Trading is not a puzzle, it's a game
I’m a terrible chess player. I just got into it over the past year. I only play against the computer, which has ever-increasing levels of difficulty. When I first started, I was really terrible. Today I’m still pretty terrible, but I’m way better than I was. I can consistently beat the computer avatars that used to absolutely trounce me. I’ve improved.
When it comes to finance and investing, it’s hard not to come to it thinking that it belongs in the realm of intellect or big data - that it’s ruled by quants, math, computers, and really smart people.
By and large that’s probably true in the institutional world - if you worked at some high-tech hedge fund or a big bank. But trading is different.
When it comes to trading (and perhaps even more so day trading) it’s also easy to slip into this mindset - endless indicators and ratios and signals. It must be some complex code that everyone is working off of, right?
In short, most come to trading thinking that it’s some kind of puzzle or code to crack. This is why traders try a long list of indicators, changing and tweaking the parameters and timeframes, always looking for something to jump out at them.
This is the ‘holy grail’ mentality - and it comes from a misguided belief that the way to market success is found somewhere in the data. If you just play around with variables long enough, eventually the money-printing machine will reveal itself.
Unless you’re Jim Simons, this isn’t how you’re going to find success. Trading is not a code to crack. It’s a game to be played.
Back to chess (and leaving aside the fact that yes, chess is pretty quantifiable and computers run the show now) - I haven’t studied the game or learned technique or anything like that. I’ve just enjoyed playing. And I’ve now played hundreds, perhaps thousands of games. And I’m a lot better than I was.
This is, in my view, how trading works. That’s why there is no substitute for experience, trial and error, failures, and mistakes. You should learn from others, you should read lots of trading books, you should study strategies and setups. But in the end there is no substitute for actually TRADING.
This is why I firmly believe the cliche that you could give a new trader a time-tested profitable strategy and they wouldn’t make money with it. Strategies don’t make money - traders make money.
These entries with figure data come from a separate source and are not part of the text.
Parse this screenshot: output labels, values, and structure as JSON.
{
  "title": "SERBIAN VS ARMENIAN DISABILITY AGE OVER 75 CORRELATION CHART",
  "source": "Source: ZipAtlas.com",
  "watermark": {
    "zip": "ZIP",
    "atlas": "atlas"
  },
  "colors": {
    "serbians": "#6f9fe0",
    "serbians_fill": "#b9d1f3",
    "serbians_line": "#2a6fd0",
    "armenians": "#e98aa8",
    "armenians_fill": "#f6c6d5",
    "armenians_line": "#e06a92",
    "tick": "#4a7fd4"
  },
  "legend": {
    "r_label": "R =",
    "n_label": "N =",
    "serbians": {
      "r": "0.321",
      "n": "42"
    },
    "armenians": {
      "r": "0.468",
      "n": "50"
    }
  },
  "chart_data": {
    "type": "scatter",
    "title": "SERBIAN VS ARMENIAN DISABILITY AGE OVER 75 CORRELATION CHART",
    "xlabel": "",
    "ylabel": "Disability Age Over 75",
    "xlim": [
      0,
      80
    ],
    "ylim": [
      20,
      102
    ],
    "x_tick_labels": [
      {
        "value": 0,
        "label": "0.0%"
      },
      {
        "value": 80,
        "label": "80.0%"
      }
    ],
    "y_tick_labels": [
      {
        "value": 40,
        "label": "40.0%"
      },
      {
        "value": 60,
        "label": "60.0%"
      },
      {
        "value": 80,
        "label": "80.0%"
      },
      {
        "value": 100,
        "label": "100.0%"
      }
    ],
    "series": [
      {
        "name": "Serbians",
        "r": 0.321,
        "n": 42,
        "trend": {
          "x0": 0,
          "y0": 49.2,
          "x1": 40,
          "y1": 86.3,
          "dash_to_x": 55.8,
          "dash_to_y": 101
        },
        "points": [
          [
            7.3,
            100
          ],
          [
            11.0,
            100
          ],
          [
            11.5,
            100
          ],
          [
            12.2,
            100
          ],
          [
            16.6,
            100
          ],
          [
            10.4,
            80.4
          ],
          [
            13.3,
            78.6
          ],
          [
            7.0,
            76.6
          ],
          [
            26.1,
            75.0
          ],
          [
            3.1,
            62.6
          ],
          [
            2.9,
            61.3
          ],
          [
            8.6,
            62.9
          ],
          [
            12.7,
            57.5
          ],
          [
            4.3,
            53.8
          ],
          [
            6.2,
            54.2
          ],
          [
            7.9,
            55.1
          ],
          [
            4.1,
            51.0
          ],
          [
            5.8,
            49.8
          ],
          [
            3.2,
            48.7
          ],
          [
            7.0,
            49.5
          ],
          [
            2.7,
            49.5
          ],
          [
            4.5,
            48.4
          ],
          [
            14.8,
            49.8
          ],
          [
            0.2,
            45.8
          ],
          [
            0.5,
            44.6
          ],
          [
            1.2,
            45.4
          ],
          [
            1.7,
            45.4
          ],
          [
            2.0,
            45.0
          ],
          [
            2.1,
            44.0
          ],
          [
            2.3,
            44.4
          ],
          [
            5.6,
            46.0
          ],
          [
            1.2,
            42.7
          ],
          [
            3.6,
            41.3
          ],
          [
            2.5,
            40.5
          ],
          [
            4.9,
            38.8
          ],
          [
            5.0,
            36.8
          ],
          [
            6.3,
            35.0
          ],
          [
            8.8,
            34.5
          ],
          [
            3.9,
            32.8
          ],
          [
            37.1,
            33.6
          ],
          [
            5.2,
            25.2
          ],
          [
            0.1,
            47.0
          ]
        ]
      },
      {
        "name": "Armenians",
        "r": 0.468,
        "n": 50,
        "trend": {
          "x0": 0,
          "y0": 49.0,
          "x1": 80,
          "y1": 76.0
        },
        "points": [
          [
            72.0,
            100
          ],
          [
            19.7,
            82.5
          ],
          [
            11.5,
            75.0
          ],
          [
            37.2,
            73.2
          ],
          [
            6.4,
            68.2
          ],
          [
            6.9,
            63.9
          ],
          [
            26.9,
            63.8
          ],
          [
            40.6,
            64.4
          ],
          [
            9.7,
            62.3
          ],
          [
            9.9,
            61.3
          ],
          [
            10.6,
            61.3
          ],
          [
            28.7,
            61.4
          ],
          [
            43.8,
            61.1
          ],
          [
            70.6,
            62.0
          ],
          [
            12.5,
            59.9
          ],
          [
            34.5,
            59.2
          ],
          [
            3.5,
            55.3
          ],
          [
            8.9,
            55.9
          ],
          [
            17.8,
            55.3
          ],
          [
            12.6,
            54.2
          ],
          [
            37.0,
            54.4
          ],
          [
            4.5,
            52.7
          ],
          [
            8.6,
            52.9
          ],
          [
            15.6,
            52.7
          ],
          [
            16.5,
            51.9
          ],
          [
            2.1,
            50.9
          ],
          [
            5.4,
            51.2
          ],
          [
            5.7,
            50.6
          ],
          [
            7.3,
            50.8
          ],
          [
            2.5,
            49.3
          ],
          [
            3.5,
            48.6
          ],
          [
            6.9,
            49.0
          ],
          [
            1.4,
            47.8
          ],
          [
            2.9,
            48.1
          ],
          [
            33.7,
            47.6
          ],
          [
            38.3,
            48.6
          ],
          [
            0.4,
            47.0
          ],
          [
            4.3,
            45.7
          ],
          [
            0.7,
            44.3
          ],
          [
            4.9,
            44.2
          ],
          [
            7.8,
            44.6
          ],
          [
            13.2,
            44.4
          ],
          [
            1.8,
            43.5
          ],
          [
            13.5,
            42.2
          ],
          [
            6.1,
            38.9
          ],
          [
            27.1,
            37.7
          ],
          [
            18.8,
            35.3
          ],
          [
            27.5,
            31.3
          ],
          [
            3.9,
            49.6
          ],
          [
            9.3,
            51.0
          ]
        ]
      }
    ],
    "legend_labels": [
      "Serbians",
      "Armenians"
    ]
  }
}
Trading is not a code to crack - it’s a game to be played. There is no get rich quick scheme, because trading doesn’t have cheat codes. It’s much closer to learning how to surf or learning a musical instrument or a sport - there’s endless nuance and context.
Yes, there are certain fundamentals to trading success which you have to learn - how and why markets move, how to manage risk, etc.
But in the end, it’s a game that you have to play for a LONG time to get good at. It’s disheartening to those starting out who thought easy money was just around the corner. But to anyone committed to it, it should come as a relief.
Keep playing, keep trying, keep failing and showing up. The more you play, the better you’ll naturally get at it, same as any other skill or pursuit in life.
The best part is, this skill can provide for you and your family for life. To me, that always sounded like a pretty awesome skill to learn.